M.S. 343 lies in the Bronx’s impoverished 7th District. Last year, only 10 percent of Gassetto’s students had seen a Broadway show. Thanks to a program within the school, that number has now reached 90 percent. After his time on stage, Gassetto spoke with us about the next step.

“If we are really serious about reaching out to kids in these communities, I think the marketing piece needs to be there, in the South Bronx, where you never see a Broadway billboard,” he said. “Lowering the ticket prices has to be there too. A lot of things have to change for Broadway to open up, not just to the South Bronx, but all of these different areas around the city.”

Gassetto quoted one of his students, a middle-schooler who said he thought Broadway was “for rich people” and “other people,” not for him. The principal sought to change that.

“Instead of, ‘I see these billboards when I’m in Times Square to see a movie, but I never thought that was for me, or possible,’ when they finally see [a Broadway show] and enjoy it, they understand that it could be for them — which is also the frustrating part because they can’t really afford it,” he said.

In addition to opening Broadway to more people, presenters spoke about opening Broadway to new ideas, shifting it away from its comfort zone.

Terry Teachout, who made his debut as a playwright in 2012 with a one-man-show about Louis Armstrong, cited what he called the “one terrible fact of Broadway,” that 75 percent of all Broadway shows fail financially. Using examples of groundbreaking shows that succeeded, and “safe” shows that did not make bank, Teachout urged producers to consider work that has never been done before.

“Don’t start settling for safe,” Teachout said. “Gamble on great. If you’re not going to make money anyway, make something beautiful, something that makes you proud. Who knows, you may even get rich.”

Playwright Kristoffer Diaz agreed, specifically arguing for more work by, about, and featuring women, people of color, and the GLBT community. “It’s much harder to dismiss someone if you’ve spent a couple of hours investing in their story,” he said. “[Shows] also need to be funnier, in general. We’re living in a post-Book of Mormon society.”

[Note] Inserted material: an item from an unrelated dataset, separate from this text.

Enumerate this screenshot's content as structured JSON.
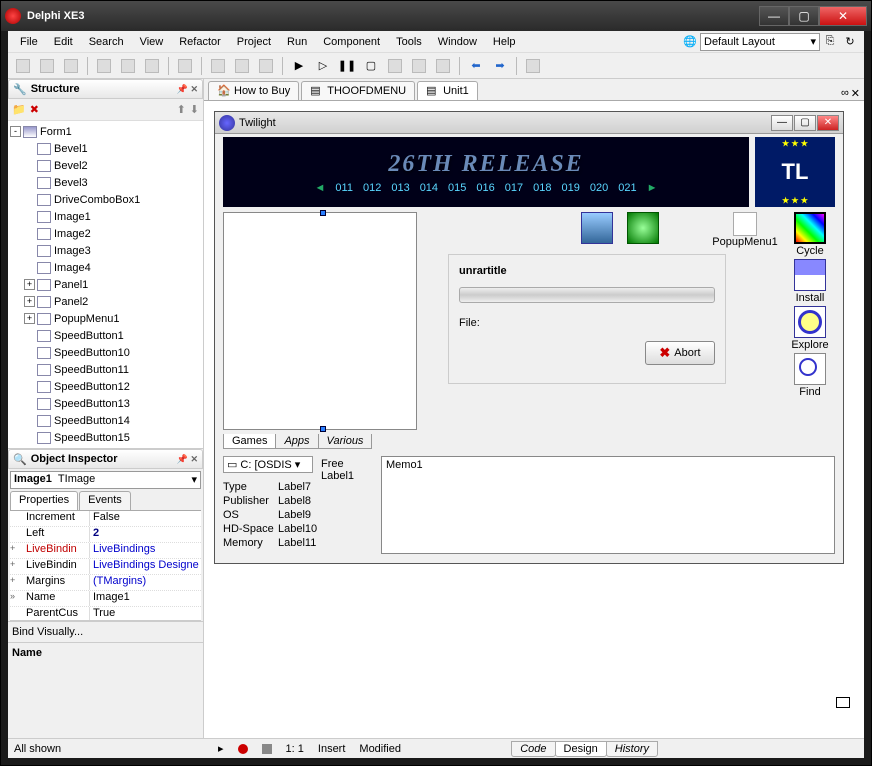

The majority of presenters at the conference acknowledged that Broadway would be at its “best” with lower ticket prices, and that high ticket prices are by far the largest barrier to access. But while the question of “what” the best Broadway could be lent itself easily to a discussion of the industry’s problems, the question of “how,” exactly, to address the problems was left unanswered. But, at least we’re talking about it. That’s a start.